A very long time ago I didn't understand the appeal of "partying" either, and stayed in my room reading my encyclopedias. But then, I was determined to conquer my tendencies, so I ended up applying my Aspie abilities on "partying" itself.
I did my homework, and then ended up enjoying myself a lot at dance clubs over the years... DJ-ing, meeting producers, musicians, dancers, practicing my dance moves, and honestly having a wonderful time; being hypnotized by rhythms, and being mesmerized by the darkness and colorful lights. I was in a trance.. I worked on my dance skills, and thats the reason why I ended up loving the dance floor. I love dance!

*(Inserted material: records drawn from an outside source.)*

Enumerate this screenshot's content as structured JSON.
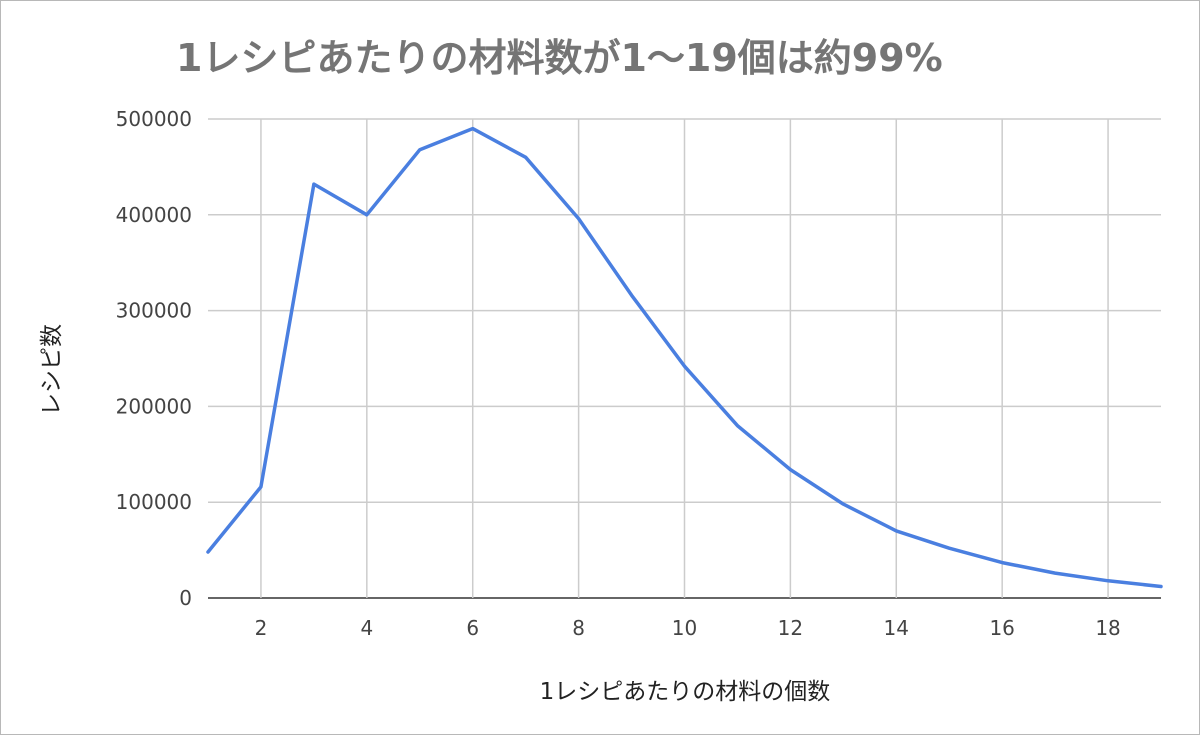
{
  "chart_data": {
    "type": "line",
    "title": "1レシピあたりの材料数が1〜19個は約99%",
    "xlabel": "1レシピあたりの材料の個数",
    "ylabel": "レシピ数",
    "xlim": [
      1,
      19
    ],
    "ylim": [
      0,
      500000
    ],
    "x_ticks": [
      2,
      4,
      6,
      8,
      10,
      12,
      14,
      16,
      18
    ],
    "y_ticks": [
      0,
      100000,
      200000,
      300000,
      400000,
      500000
    ],
    "grid": true,
    "legend": "none",
    "line_color": "#4a7fe0",
    "series": [
      {
        "x": [
          1,
          2,
          3,
          4,
          5,
          6,
          7,
          8,
          9,
          10,
          11,
          12,
          13,
          14,
          15,
          16,
          17,
          18,
          19
        ],
        "values": [
          48000,
          116000,
          432000,
          400000,
          468000,
          490000,
          460000,
          396000,
          316000,
          242000,
          180000,
          134000,
          98000,
          70000,
          52000,
          37000,
          26000,
          18000,
          12000
        ]
      }
    ]
  }
}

I got better than the NTs who just go to the club to drink a lot, pick up girls, and become drunken as*holes.. They often try to dance while holding beer cups and picking up girls. They get drunk, disoriented, and spill their drinks on the dance floor, making a mess! Sometimes they would lose their balance and fall on me while I was dancing. I hate being rudely interrupted! I wanted to kill those drunken bastards.
I only had the 1-free drink I got with the entrance ticket, and then went to the nearby convenience store to buy water or juice.. I did not care about the alcohol that everyone was drinking, I did not care about the drugs they were taking. Music is my drug.. I ended up dancing well enough to attract the attention of sexy girls I never met before, who would come up to me an say I had cool moves and wanted to talk to me more! I guess they wanted me?
..But ironically, I was not interested, because I was not at the club for "That"
LOL! I just wanted to be left alone, to be hypnotized by the music, and dance in my own private universe. I guess the Aspie side will always be there, even on the crowded dance floor.